Brixton venues join national call to save grassroots music

Micachu & The Shapes at the Windmill. Photo by Richard Pearmain
Micachu & The Shapes at the Windmill
Photo by Richard Pearmain

Three local venues – Windmill Brixton, The Hootananny and Off The Cuff – are among more than 550 demanding that the government acts to prevent the disappearance of grassroots music.

In an open letter organised by the Music Venues Trust they call for two “simple, quick, effective” measures to save hundreds of venues:

  • An immediate £50m financial support package
  • A reduction in value added tax (VAT) on future ticket sales m– which would bring UK grassroots music venues into line with major international competitors.

The letter says the UK’s grassroots music venues are the foundation on which the country’s £5.2 billion a year music industry has been built for the past 60 years.

“Without our grassroots music venues, there would be no Beatles. No Stones, no Led Zeppelin, no Duran Duran, no Sade, no Oasis, no Skunk Anansie, no Adele, no Ed Sheeran, no Dua Lipa,” the letter says.

“Our grassroots music venues are absolutely essential to the whole UK music industry bouncing back at any time in the future.”

Hootananny on a Saturday night

The sector delivers training, rehearsal spaces, recording opportunities and career development to thousands of young people and are essential to our communities, the venues say.

“Grassroots music venues sit at the very heart of our creative nation.”

They say that last year there were more than 175,000 events in 800 local venues. Since 20 March there have been no events because venues complied with public health guidance.

“We did the right thing. We closed to protect our communities. We engaged with the government task force and we explored every option available to reopen safely and bring live music back.”

The letter says the Music Venue Trust’s simple two-point plan is needed for venues to survive the summer (July, August, September) and to recover in the future.

“We do not need permanent government intervention to exist,” the letter says. “We are not asking to become a permanently subsidised drain on the public purse. We do not need the government to step in and tell us how to run our venues.

“We need government to take two simple steps and leave us to work out how to do the rest.

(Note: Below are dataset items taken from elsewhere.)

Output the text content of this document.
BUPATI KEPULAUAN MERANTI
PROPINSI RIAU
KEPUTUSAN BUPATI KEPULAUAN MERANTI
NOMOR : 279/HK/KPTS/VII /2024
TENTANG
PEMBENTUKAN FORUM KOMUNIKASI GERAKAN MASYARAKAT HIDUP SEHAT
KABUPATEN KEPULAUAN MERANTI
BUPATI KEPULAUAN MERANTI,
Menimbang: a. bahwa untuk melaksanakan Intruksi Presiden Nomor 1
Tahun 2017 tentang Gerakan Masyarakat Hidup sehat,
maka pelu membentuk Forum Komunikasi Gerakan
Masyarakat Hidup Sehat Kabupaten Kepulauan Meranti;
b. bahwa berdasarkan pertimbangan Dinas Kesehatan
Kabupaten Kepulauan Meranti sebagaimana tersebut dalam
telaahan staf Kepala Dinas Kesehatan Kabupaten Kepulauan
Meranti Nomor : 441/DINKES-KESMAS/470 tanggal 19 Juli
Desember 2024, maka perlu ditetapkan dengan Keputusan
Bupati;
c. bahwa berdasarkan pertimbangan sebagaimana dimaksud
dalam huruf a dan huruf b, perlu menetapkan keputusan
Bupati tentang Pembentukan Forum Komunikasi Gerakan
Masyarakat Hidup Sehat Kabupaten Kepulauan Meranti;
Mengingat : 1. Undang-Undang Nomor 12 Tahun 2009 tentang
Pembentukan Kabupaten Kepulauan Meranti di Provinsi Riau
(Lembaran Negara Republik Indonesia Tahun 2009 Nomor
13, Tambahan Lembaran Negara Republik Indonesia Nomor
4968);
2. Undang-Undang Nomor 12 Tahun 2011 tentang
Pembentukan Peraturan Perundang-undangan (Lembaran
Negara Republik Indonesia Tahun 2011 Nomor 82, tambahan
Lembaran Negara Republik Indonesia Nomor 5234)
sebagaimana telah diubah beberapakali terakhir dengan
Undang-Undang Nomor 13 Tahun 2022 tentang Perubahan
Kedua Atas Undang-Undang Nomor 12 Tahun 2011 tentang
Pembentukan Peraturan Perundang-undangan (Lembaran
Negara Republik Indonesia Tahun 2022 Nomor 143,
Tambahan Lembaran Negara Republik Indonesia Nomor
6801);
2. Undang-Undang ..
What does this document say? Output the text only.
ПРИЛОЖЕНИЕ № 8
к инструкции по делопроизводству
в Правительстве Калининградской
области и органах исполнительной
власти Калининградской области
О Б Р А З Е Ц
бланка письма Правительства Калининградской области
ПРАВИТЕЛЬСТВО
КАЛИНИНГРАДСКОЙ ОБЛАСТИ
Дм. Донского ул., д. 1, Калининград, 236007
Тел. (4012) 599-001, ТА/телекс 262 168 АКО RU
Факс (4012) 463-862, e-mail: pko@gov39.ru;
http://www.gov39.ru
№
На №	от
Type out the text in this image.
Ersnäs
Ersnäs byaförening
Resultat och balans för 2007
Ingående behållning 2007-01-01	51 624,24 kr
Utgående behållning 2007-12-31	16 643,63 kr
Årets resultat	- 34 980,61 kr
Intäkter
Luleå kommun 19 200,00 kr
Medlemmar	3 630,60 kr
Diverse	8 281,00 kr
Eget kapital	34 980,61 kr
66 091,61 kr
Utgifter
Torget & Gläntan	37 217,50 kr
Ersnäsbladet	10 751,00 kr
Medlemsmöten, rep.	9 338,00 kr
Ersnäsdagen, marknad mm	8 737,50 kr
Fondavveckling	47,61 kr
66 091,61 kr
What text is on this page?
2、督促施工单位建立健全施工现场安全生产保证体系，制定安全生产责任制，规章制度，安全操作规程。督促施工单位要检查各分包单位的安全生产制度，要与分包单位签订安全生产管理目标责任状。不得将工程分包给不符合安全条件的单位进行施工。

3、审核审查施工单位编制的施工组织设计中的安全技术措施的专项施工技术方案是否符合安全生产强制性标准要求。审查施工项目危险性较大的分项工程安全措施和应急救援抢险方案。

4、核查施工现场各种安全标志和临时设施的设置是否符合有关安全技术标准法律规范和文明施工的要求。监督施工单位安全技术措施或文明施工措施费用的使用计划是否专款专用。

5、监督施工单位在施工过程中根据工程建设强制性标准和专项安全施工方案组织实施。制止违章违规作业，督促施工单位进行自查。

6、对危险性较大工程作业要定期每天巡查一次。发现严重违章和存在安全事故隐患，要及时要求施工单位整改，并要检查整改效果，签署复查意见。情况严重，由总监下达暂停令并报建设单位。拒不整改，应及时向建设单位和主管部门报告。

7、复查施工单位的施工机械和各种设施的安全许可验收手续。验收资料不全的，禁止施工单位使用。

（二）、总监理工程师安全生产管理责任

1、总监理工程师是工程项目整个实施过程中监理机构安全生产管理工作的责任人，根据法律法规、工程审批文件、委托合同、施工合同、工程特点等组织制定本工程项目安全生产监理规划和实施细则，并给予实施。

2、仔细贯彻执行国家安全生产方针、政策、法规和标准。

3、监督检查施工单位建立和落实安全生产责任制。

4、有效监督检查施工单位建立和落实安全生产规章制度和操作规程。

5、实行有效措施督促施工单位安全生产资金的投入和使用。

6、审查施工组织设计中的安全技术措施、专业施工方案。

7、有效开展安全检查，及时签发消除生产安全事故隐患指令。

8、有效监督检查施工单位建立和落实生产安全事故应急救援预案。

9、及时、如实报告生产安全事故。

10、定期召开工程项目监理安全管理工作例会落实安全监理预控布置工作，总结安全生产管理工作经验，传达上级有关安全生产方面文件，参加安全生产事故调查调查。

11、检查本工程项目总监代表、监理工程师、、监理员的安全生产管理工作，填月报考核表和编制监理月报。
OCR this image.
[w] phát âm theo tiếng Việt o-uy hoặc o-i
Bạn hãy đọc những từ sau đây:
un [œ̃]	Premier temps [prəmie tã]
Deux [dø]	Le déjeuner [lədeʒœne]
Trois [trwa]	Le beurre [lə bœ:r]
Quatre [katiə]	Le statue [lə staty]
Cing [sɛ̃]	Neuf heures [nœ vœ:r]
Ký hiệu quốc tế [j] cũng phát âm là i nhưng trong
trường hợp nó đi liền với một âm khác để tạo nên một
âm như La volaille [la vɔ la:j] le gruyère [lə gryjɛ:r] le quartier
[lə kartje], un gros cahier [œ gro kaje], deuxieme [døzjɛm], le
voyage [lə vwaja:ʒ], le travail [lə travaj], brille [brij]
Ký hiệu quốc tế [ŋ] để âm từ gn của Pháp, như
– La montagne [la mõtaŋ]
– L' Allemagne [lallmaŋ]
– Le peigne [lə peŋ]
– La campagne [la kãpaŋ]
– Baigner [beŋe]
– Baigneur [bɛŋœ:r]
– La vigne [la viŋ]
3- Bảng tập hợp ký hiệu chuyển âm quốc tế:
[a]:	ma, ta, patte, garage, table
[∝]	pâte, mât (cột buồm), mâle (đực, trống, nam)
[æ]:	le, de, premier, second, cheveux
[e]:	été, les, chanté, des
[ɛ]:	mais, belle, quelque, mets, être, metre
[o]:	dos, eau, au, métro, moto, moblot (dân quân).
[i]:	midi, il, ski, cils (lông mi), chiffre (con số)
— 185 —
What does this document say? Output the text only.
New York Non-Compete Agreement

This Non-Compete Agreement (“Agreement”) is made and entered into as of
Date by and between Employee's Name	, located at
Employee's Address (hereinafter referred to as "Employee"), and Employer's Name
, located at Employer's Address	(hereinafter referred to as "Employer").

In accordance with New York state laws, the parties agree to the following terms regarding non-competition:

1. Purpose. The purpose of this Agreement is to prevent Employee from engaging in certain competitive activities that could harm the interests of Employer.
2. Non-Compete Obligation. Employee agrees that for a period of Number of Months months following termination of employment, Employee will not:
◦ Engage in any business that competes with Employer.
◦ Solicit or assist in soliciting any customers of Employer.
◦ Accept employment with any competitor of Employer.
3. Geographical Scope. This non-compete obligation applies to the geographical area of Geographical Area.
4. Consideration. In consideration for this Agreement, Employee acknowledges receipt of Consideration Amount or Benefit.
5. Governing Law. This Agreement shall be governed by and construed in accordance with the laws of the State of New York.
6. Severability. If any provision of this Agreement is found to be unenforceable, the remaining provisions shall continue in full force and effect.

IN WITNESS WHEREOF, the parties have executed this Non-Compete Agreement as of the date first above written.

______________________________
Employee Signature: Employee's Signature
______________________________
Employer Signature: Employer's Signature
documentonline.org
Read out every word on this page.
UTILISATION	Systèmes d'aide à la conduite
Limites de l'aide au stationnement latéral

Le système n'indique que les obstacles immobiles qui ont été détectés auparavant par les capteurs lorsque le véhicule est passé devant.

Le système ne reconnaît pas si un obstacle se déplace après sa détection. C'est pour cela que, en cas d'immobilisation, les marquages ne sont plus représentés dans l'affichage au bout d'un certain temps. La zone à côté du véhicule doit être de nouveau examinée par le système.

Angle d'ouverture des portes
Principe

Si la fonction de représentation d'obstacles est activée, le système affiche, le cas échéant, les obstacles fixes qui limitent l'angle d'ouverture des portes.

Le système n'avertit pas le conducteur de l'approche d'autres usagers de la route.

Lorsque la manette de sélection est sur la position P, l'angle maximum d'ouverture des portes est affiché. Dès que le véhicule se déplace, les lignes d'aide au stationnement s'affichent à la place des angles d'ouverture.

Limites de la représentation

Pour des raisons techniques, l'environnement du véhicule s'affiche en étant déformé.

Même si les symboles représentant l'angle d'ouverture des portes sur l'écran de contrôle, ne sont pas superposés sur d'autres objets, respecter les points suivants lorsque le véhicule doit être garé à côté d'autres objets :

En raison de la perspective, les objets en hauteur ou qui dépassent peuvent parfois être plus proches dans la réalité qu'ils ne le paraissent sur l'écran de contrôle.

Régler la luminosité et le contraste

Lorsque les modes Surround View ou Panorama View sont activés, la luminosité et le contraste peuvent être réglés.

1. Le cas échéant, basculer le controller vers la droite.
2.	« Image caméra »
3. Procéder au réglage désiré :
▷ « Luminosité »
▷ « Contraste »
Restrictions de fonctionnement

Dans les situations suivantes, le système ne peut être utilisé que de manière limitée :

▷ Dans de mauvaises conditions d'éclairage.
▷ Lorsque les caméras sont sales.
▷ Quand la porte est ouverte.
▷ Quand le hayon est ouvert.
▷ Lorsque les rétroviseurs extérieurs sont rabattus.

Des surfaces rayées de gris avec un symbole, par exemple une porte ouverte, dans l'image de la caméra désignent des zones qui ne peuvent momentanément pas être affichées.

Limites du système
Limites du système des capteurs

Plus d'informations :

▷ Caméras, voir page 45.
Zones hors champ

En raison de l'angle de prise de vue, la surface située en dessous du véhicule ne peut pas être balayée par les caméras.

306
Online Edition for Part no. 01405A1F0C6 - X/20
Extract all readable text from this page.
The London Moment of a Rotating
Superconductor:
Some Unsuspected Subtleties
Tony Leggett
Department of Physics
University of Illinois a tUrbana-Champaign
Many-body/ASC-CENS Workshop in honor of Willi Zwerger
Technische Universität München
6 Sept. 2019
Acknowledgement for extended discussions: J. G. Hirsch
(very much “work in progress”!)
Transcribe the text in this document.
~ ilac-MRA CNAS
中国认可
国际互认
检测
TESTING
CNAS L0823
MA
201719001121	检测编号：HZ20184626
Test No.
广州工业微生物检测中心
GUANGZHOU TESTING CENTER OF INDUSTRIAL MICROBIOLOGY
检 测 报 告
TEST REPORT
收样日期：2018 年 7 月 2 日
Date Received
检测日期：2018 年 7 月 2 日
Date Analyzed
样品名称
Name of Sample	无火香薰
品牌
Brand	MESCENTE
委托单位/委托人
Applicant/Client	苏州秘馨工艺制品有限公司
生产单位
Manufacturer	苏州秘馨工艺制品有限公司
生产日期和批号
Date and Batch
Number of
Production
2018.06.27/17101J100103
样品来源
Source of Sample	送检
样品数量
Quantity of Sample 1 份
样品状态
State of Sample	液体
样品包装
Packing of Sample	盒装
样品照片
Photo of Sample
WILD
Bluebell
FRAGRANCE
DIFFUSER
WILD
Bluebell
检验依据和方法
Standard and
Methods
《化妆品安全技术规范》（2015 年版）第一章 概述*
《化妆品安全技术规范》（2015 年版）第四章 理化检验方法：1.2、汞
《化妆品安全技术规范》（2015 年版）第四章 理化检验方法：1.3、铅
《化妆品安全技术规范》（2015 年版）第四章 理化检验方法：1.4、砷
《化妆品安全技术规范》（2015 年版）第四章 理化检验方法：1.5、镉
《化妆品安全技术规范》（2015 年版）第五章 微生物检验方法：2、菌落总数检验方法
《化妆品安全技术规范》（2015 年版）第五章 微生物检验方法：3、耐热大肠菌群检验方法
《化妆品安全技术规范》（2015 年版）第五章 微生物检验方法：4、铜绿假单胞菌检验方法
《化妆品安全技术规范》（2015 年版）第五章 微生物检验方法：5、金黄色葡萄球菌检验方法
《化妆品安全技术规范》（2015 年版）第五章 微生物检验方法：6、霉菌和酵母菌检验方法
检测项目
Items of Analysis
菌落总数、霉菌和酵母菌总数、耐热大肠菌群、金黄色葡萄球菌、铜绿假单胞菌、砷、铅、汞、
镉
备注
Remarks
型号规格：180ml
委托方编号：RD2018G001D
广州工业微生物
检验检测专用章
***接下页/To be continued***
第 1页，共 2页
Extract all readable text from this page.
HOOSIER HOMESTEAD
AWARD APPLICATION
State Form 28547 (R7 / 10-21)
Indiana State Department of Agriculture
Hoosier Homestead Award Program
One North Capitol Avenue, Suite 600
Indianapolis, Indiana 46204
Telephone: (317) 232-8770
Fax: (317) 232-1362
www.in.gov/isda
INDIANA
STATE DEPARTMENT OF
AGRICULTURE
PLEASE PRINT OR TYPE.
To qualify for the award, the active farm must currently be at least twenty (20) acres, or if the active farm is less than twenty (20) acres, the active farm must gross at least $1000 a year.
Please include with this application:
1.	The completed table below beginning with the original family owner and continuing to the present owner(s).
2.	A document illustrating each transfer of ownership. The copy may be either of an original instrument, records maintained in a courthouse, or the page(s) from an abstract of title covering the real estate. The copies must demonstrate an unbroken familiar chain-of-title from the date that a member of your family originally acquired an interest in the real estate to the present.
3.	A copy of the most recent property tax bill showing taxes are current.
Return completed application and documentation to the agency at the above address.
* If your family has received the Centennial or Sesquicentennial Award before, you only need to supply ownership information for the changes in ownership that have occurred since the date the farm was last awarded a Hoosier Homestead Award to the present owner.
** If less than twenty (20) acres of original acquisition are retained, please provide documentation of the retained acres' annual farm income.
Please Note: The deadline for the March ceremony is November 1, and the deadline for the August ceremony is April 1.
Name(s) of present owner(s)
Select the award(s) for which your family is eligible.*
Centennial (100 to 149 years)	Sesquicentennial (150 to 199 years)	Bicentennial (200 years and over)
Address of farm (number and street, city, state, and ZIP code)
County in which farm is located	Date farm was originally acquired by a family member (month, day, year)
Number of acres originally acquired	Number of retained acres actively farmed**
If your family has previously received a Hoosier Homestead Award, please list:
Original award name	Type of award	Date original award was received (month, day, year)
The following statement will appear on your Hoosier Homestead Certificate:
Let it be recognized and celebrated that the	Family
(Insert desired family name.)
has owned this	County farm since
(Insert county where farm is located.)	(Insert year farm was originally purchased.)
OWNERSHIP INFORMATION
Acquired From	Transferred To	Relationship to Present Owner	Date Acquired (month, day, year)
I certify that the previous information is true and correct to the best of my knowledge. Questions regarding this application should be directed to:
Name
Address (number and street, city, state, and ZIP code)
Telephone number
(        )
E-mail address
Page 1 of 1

“We need you to do the right thing.”

The Flowng at Off The Cuff

Other venues on the list – which range from Kirkwall on the Orkney Islands to Exeter, and from Norwich to Belfast – include the Blues Kitchen, the Clapham Grand, Camberwell’s Jazzlive at The Crypt, Le QuecumBar in Battersea, The Stanley Halls in Norwood Junction, Ronnie Scott’s in London’s West End, and the Roundhouse in Camden.